Malbork szacuje straty

W tej chwili szacujemy straty. Musimy się skontaktować z firmą, która wykonała Marianki i dowiedzieć, czy będzie możliwa naprawa. Może być to trudne. Koszt jednej figurki to 8 tys. 600 zł - tłumaczy burmistrz miasta Marek Charzewski.

Marianek został uszkodzony 11 lutego, prawdopodobnie w nocy. Niestety figurka, która jest ustawiona na murku przy kładce, nie jest objęta monitoringiem. Sprawdziliśmy zapisy z kamer znajdujących się w pobliżu, ale nic nie zauważyliśmy - wyjaśnia burmistrz.

Reklama

Sprawa zniszczenia figurki nie została zgłoszona na policję - przekazała PAP oficer prasowa Komendanta Powiatowego Policji w Malborku asp. Sylwia Kowalewska. Jesteśmy po rozmowie z urzędnikami, zabezpieczają monitoring i w ciągu najbliższych dni zamierzają złożyć w tej sprawie zawiadomienie - dodała.

Zniszczony Marianek jest jedną z trzech 30 centymetrowych figurek - maskotek Malborka. Zostały one wykonane w ramach Malborskiego Budżetu Obywatelskiego 2020 i zainstalowane w trzech najbardziej reprezentacyjnych miejscach miasta. Jedna jest zamontowana na latarni przed budynkiem dworca kolejowego.
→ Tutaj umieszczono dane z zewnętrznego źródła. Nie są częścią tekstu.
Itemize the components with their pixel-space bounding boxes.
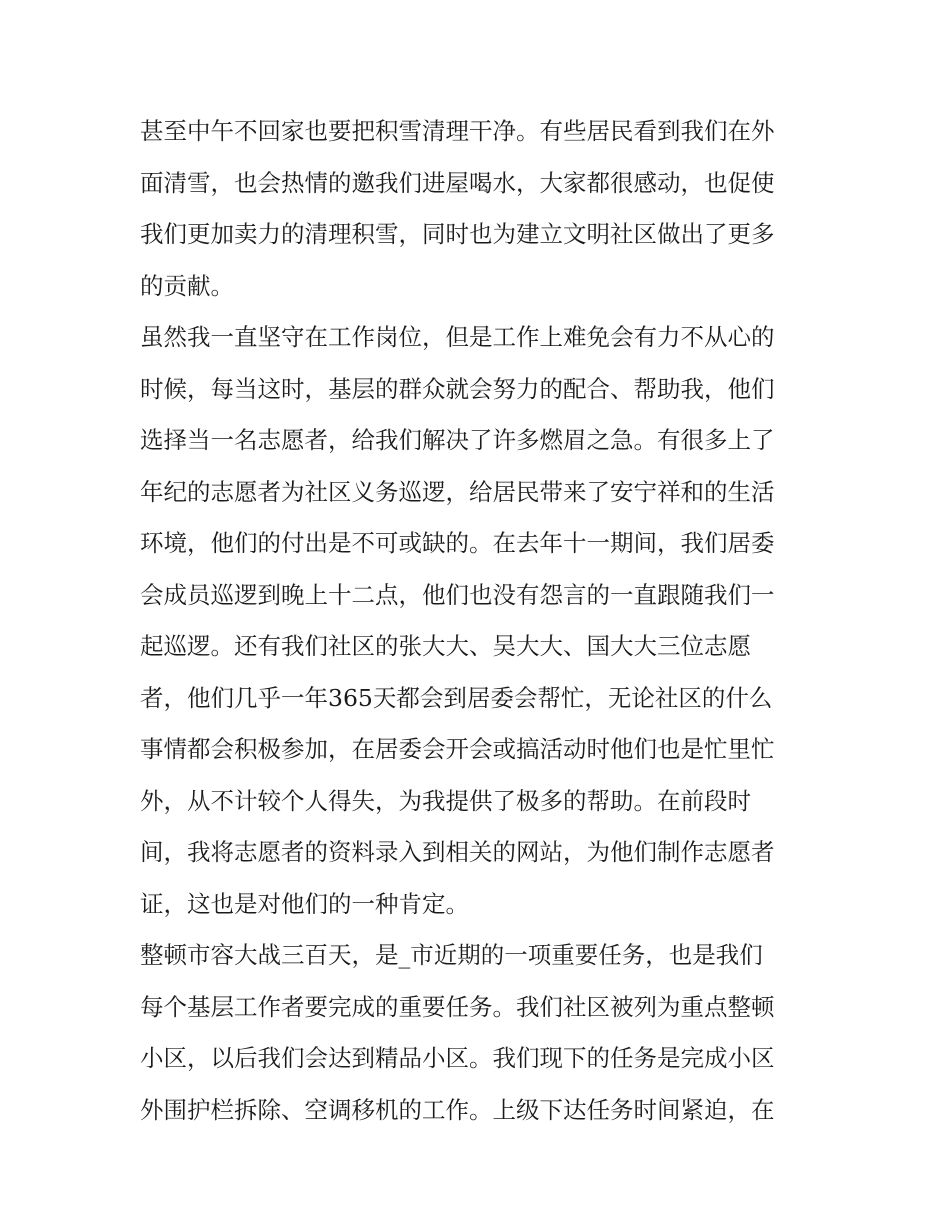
text-line: 证，这也是对他们的一种肯定。 bbox=[140, 889, 469, 918]
text-line: 外，从不计较个人得失，为我提供了极多的帮助。在前段时 bbox=[140, 786, 751, 815]
text-line: 的贡献。 bbox=[140, 271, 234, 300]
text-line: 小区，以后我们会达到精品小区。我们现下的任务是完成小区 bbox=[140, 1044, 775, 1072]
text-line: 年纪的志愿者为社区义务巡逻，给居民带来了安宁祥和的生活 bbox=[140, 477, 775, 506]
text-line: 选择当一名志愿者，给我们解决了许多燃眉之急。有很多上了 bbox=[140, 426, 775, 454]
text-line: 者，他们几乎一年365天都会到居委会帮忙，无论社区的什么 bbox=[140, 683, 773, 712]
text-line: 时候，每当这时，基层的群众就会努力的配合、帮助我，他们 bbox=[140, 374, 775, 403]
text-line: 起巡逻。还有我们社区的张大大、吴大大、国大大三位志愿 bbox=[140, 632, 751, 660]
text-line: 我们更加卖力的清理积雪，同时也为建立文明社区做出了更多 bbox=[140, 220, 775, 248]
text-line: 虽然我一直坚守在工作岗位，但是工作上难免会有力不从心的 bbox=[140, 323, 775, 351]
text-line: 事情都会积极参加，在居委会开会或搞活动时他们也是忙里忙 bbox=[140, 735, 775, 763]
text-line: 会成员巡逻到晚上十二点，他们也没有怨言的一直跟随我们一 bbox=[140, 580, 775, 609]
text-line: 面清雪，也会热情的邀我们进屋喝水，大家都很感动，也促使 bbox=[140, 168, 775, 197]
text-line: 间，我将志愿者的资料录入到相关的网站，为他们制作志愿者 bbox=[140, 838, 775, 866]
text-line: 每个基层工作者要完成的重要任务。我们社区被列为重点整顿 bbox=[140, 992, 775, 1021]
text-line: 外围护栏拆除、空调移机的工作。上级下达任务时间紧迫，在 bbox=[140, 1095, 775, 1124]
text-line: 环境，他们的付出是不可或缺的。在去年十一期间，我们居委 bbox=[140, 529, 775, 557]
document-body bbox=[140, 106, 820, 1136]
text-line: 整顿市容大战三百天，是_市近期的一项重要任务，也是我们 bbox=[140, 941, 763, 969]
text-line: 甚至中午不回家也要把积雪清理干净。有些居民看到我们在外 bbox=[140, 117, 775, 145]
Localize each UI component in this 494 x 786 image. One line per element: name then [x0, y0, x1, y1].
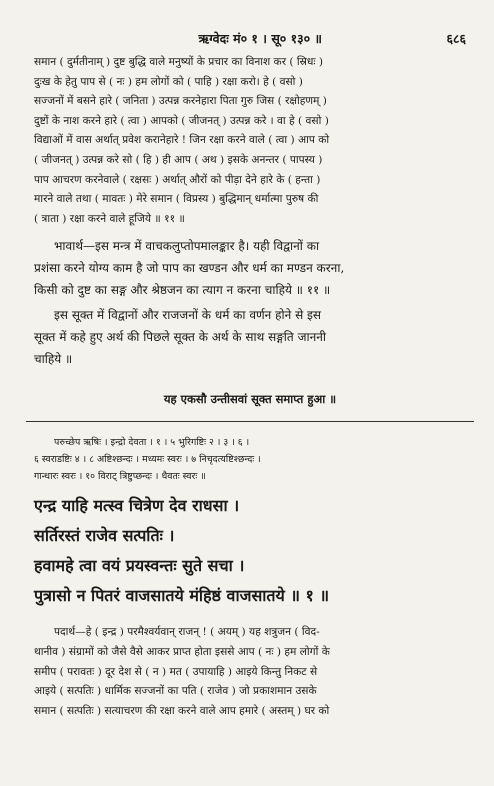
text-line: मारने वाले तथा ( मावतः ) मेरे समान ( विप्रस्य ) बुद्धिमान् धर्मात्मा पुरुष की: [34, 193, 319, 206]
mantra-line: हवामहे त्वा वयं प्रयस्वन्तः सुते सचा ।: [34, 556, 245, 576]
mantra-block: [34, 491, 466, 611]
commentary-block: [34, 53, 466, 229]
text-line: थानीव ) संग्रामों को जैसे वैसे आकर प्राप्त होता इससे आप ( नः ) हम लोगों के: [34, 645, 330, 658]
text-line: पाप आचरण करनेवाले ( रक्षसः ) अर्थात् औरों को पीड़ा देने हारे के ( हन्ता ): [34, 173, 321, 186]
summary-paragraph: [34, 304, 466, 370]
mantra-line: पुत्रासो न पितरं वाजसातये मंहिष्ठं वाजसातये ॥ १ ॥: [34, 586, 330, 606]
text-line: किसी को दुष्ट का सङ्ग और श्रेष्ठजन का त्याग न करना चाहिये ॥ ११ ॥: [34, 283, 331, 298]
text-line: दुःख के हेतु पाप से ( नः ) हम लोगों को ( पाहि ) रक्षा करो। हे ( वसो ): [34, 75, 303, 88]
running-title: ऋग्वेदः मं० १ । सू० १३० ॥: [198, 31, 323, 46]
text-line: प्रशंसा करने योग्य काम है जो पाप का खण्डन और धर्म का मण्डन करना,: [34, 261, 345, 276]
text-line: दुष्टों के नाश करने हारे ( त्वा ) आपको ( जीजनत् ) उत्पन्न करे । वा हे ( वसो ): [34, 114, 329, 127]
page-number: ६८६: [446, 31, 466, 46]
sukta-end-note: यह एकसौ उन्तीसवां सूक्त समाप्त हुआ ॥: [163, 392, 337, 407]
text-line: समीप ( परावतः ) दूर देश से ( न ) मत ( उपायाहि ) आइये किन्तु निकट से: [34, 665, 318, 678]
text-line: पदार्थ—हे ( इन्द्र ) परमैश्वर्यवान् राजन् ! ( अयम् ) यह शत्रुजन ( विद-: [54, 626, 320, 639]
rishi-devata-chhanda: [34, 434, 466, 485]
text-line: समान ( सत्पतिः ) सत्याचरण की रक्षा करने वाले आप हमारे ( अस्तम् ) घर को: [34, 704, 330, 717]
text-line: भावार्थ—इस मन्त्र में वाचकलुप्तोपमालङ्कार है। यही विद्वानों का: [54, 239, 320, 254]
text-line: इस सूक्त में विद्वानों और राजजनों के धर्म का वर्णन होने से इस: [54, 308, 322, 323]
text-line: ( जीजनत् ) उत्पन्न करे सो ( हि ) ही आप ( अथ ) इसके अनन्तर ( पापस्य ): [34, 153, 323, 166]
text-line: ( त्राता ) रक्षा करने वाले हूजिये ॥ ११ ॥: [34, 212, 185, 225]
divider: [26, 421, 474, 422]
text-line: सूक्त में कहे हुए अर्थ की पिछले सूक्त के अर्थ के साथ सङ्गति जाननी: [34, 330, 327, 345]
text-line: आइये ( सत्पतिः ) धार्मिक सज्जनों का पति ( राजेव ) जो प्रकाशमान उसके: [34, 685, 317, 698]
text-line: विद्याओं में वास अर्थात् प्रवेश करानेहारे ! जिन रक्षा करने वाले ( त्वा ) आप को: [34, 134, 330, 147]
text-line: ६ स्वराडष्टिः ४ । ८ अष्टिश्छन्दः । मध्यमः स्वरः । ७ निचृदत्यष्टिश्छन्दः ।: [34, 454, 261, 466]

Kolejna, na ławce przed Muzeum Miasta Malborka na kolanach trzyma miejską kronikę. Trzecia figurka - zniszczona - znajduje się na murku przy kładce w pobliżu Muzeum Zamkowego.

Burmistrz w rozmowie z PAP zapewnia, że niebawem w mieście pojawią się kolejne dwie figurki. Jeden zostanie ustawiony przy napisie Malbork. Będzie trzymał w ręce smartfon i zachęcał do robienia sobie tzw. selfie. A drugi, z kompasem, pojawi się na Skwerze Miast Partnerskich - dodaje burmistrz.

W komunikacie malborscy urzędnicy apelują: "jeśli ktoś posiada informację na temat tego zdarzenia, prosimy o pomoc w odnalezieniu sprawcy/sprawców. Urząd Miasta za skuteczną pomoc w ujęciu wandali wyznaczył nagrodę w wysokości 1000 zł. Musimy reagować na takie sytuacje, inaczej zniszczone może zostać wszystko. Wspólnie dbajmy o nasze wspólne dobro!" - piszą urzędnicy.